晨光乍起時,光像金色的手,掀開藍灰色雲層一角,接著找准地方用力,撕貼紙一樣將雲完全撕起來。
謝松亭走到自己經常睡覺的那個角落,坐下看朝陽,從未有過的輕鬆。
怪物伸出利爪,抓住他肩膀傾身,幾乎和他鼻尖貼鼻尖。
謝松亭托腮和它對視。
該怎麼和席必思說他在這又看見幻覺了?
前幾天明明沒有。
他頭一次好好觀察怪物,看它尖利的爪,看它史前暴龍一樣的尾,看它黑洞洞的五官,看它崢嶸的頭骨。

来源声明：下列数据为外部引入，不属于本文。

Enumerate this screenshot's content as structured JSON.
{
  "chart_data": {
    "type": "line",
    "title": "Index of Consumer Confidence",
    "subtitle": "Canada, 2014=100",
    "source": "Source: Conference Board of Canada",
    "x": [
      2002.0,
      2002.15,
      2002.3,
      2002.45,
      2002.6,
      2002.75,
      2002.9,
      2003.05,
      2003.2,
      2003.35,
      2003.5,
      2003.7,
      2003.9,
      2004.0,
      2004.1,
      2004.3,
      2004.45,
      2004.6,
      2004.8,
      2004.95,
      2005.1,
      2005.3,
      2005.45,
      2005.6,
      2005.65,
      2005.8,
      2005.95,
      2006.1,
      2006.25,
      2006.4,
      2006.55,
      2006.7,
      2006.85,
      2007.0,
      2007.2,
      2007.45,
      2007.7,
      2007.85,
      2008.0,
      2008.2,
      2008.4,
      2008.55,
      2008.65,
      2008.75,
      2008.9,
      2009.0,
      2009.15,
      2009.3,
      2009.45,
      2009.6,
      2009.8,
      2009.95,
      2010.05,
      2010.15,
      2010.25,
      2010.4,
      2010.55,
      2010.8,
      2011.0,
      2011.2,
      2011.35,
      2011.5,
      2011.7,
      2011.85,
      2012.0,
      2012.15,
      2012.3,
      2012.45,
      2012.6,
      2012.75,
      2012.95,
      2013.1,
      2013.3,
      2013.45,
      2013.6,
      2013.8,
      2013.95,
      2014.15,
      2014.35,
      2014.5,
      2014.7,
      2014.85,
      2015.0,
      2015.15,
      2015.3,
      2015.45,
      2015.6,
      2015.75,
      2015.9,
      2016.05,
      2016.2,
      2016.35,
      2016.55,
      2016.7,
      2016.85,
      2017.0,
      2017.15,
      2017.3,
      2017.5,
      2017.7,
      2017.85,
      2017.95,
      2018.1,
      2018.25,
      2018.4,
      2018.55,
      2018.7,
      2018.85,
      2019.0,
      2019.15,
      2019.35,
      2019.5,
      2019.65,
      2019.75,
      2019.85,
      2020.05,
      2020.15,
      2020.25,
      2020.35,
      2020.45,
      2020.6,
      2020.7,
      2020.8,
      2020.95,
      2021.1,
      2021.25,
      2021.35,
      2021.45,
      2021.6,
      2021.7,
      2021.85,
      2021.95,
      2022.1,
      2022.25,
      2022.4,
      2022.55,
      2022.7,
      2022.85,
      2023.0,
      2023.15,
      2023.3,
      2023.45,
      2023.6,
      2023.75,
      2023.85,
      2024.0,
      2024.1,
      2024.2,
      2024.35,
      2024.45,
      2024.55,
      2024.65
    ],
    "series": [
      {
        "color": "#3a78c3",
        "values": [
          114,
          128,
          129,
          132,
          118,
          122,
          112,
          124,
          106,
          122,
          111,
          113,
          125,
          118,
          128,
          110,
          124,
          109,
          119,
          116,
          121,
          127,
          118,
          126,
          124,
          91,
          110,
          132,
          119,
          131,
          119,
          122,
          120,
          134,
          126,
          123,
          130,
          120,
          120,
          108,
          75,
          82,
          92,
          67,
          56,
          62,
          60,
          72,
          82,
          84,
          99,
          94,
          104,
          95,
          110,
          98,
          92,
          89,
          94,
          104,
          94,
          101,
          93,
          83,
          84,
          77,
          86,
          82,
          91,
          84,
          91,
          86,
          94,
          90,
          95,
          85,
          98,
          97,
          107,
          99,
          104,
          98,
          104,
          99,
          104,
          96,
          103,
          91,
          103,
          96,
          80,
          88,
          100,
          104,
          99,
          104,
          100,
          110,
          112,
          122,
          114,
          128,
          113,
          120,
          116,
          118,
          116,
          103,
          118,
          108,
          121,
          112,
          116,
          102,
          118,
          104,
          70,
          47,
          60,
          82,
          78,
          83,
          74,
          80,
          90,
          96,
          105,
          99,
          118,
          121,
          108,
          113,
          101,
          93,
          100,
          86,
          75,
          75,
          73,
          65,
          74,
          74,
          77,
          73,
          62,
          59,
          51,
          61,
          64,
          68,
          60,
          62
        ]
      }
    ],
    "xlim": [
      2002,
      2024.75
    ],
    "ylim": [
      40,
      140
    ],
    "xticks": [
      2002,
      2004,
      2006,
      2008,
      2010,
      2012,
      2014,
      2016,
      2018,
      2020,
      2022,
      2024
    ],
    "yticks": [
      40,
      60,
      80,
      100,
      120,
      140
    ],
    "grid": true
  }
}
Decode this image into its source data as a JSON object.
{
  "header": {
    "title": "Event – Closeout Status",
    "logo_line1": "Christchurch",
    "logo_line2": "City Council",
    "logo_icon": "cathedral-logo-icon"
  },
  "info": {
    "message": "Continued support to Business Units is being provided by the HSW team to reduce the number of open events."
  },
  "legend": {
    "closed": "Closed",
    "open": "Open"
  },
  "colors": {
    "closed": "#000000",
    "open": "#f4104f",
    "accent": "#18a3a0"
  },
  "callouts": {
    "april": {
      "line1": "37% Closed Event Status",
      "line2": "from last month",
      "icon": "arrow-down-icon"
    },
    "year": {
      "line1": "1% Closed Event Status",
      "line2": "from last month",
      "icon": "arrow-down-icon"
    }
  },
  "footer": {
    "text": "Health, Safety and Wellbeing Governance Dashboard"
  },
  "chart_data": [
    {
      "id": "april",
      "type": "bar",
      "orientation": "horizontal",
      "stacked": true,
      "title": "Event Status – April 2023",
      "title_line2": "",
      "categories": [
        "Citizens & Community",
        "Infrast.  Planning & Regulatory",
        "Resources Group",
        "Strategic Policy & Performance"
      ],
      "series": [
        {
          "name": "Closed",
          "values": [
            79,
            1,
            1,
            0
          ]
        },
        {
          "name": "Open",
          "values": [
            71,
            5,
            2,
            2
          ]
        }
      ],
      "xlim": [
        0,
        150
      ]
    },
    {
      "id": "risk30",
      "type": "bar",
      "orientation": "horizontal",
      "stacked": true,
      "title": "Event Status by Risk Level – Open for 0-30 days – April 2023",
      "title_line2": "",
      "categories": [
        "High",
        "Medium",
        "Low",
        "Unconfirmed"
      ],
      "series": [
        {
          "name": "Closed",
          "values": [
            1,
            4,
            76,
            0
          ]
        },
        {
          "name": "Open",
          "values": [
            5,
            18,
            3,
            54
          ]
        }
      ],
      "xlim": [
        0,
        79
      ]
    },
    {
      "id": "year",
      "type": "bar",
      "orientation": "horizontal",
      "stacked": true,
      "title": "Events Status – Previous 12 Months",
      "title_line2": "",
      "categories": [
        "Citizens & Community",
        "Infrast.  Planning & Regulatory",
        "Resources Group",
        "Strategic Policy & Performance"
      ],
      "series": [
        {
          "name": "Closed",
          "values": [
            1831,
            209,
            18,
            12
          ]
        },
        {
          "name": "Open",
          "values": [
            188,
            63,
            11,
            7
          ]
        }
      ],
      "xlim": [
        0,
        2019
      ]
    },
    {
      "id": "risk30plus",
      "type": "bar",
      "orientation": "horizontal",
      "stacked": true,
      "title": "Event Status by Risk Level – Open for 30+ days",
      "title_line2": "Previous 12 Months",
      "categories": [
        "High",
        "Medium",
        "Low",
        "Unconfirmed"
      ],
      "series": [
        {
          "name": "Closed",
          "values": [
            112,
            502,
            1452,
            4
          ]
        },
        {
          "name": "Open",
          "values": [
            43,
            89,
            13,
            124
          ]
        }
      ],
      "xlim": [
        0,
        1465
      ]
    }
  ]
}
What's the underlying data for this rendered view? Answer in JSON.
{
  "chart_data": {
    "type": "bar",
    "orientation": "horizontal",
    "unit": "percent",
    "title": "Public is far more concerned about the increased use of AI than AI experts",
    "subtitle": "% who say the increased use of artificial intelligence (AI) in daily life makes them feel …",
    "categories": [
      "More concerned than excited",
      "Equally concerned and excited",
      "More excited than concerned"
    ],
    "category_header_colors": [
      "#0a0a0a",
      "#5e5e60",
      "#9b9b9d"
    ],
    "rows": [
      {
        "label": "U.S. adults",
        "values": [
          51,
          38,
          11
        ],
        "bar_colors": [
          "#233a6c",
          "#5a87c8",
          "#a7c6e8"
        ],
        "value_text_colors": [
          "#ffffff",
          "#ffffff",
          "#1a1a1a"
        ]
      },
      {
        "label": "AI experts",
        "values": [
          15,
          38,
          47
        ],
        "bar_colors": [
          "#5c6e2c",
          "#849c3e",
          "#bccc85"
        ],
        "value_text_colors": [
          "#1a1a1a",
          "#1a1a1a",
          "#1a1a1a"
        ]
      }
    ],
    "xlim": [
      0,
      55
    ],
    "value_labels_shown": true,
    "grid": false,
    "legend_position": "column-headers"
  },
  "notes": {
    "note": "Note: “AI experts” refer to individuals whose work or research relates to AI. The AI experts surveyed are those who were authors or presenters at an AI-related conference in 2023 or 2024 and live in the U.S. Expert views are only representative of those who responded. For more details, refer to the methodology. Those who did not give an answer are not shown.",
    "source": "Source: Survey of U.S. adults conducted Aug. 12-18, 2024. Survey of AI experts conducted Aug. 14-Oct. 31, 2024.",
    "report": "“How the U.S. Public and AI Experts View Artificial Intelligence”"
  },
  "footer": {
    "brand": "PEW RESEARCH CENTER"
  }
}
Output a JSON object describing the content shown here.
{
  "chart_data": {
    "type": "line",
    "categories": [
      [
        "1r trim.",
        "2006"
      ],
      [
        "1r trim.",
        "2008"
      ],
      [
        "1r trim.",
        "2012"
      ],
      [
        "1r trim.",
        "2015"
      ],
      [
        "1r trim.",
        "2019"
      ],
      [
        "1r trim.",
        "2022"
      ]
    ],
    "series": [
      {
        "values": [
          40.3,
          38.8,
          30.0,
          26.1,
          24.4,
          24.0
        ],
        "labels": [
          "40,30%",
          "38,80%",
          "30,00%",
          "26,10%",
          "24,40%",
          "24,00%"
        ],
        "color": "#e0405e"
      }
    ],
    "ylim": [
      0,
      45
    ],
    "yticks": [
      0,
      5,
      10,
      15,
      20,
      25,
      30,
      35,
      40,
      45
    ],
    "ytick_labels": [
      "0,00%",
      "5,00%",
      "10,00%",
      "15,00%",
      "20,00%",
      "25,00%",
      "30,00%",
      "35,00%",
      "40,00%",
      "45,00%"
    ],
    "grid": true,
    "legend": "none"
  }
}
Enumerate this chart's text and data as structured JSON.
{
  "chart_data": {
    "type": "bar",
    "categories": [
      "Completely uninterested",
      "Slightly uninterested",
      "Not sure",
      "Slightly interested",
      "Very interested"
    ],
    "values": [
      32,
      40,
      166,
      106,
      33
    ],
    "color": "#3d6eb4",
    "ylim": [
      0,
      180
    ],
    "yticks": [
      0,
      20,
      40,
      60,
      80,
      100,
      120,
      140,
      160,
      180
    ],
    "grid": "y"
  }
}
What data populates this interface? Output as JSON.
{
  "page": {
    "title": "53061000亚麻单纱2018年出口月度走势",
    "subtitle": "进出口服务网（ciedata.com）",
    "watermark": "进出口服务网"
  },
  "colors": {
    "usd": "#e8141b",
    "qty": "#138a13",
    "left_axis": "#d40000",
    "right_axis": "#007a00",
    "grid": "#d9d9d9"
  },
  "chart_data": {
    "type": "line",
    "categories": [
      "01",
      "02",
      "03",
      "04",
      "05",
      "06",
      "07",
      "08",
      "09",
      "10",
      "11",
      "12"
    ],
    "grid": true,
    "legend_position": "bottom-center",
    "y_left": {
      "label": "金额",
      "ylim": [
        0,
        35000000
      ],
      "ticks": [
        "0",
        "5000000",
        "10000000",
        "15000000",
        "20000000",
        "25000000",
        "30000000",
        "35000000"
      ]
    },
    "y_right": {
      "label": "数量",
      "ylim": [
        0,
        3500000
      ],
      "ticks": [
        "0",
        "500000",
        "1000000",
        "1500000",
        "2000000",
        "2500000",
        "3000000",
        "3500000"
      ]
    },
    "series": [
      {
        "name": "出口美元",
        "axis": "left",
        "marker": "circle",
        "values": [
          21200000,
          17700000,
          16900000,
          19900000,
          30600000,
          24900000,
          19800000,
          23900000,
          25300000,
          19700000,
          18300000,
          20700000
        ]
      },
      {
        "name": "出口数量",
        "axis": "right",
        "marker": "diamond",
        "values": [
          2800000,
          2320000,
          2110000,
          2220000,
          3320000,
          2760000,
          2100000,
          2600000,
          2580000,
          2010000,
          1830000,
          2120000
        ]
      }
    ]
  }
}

隨著朝陽初升,幻象也有了變化,身後無邊的霧海鼓動起來。
謝松亭看向變化的霧海,喃喃地說。
「怎麼可能……」
黑霧散開的部分像紗,他注視著這隻巨大的怪物黃沙一般潰散,露出內部包裹得嚴嚴實實的,一個男孩的形狀。
男孩身形瘦弱,剛剛一米七出頭。
似乎聽到了這截聲音,它抬起頭,拂開擋住眼睛的劉海,沖謝松亭露出一個溫暖的笑。
它把目光落在謝松亭顫抖的眼眸上。
那視線很寬容,滿含理解。
沒有催促,沒有譴責,只是些許……
些許驚訝。
似乎在說,怎麼十年過去,我還是你的枷鎖?
現在才把我解開?
也太慢了吧。
謝松亭難以克制地哽咽。
他搖搖頭,想說對不起,張嘴卻被痙攣的喉嚨擰碎,句不成聲。
之前他逃避這些逃避了太久,他都忘記了。
有一個人他無法逃過。
他逃不過自己。
這是他自己。
十七歲的他自己。
這隻陪著他、跟著他、一直出現在他面前、尖銳猙獰的、他的幻象……
竟然是他自己。
幻象安寧地笑著,伸出手。
剝落了黑色外殼的幻象終於有了顏色,那個本質靦腆膽怯的十七歲高中生歷經十年,終於跨越時空來到他面前。
這感覺太過夢幻,太過不真實了。
好像時間與空間終於接軌,感官和幻想相互融合,周圍一切迅速上色,世界似流光溢彩的宇宙星雲收攏開合,炸出絢爛的讚歌。
天穹映入謝松亭顫抖的眼瞳。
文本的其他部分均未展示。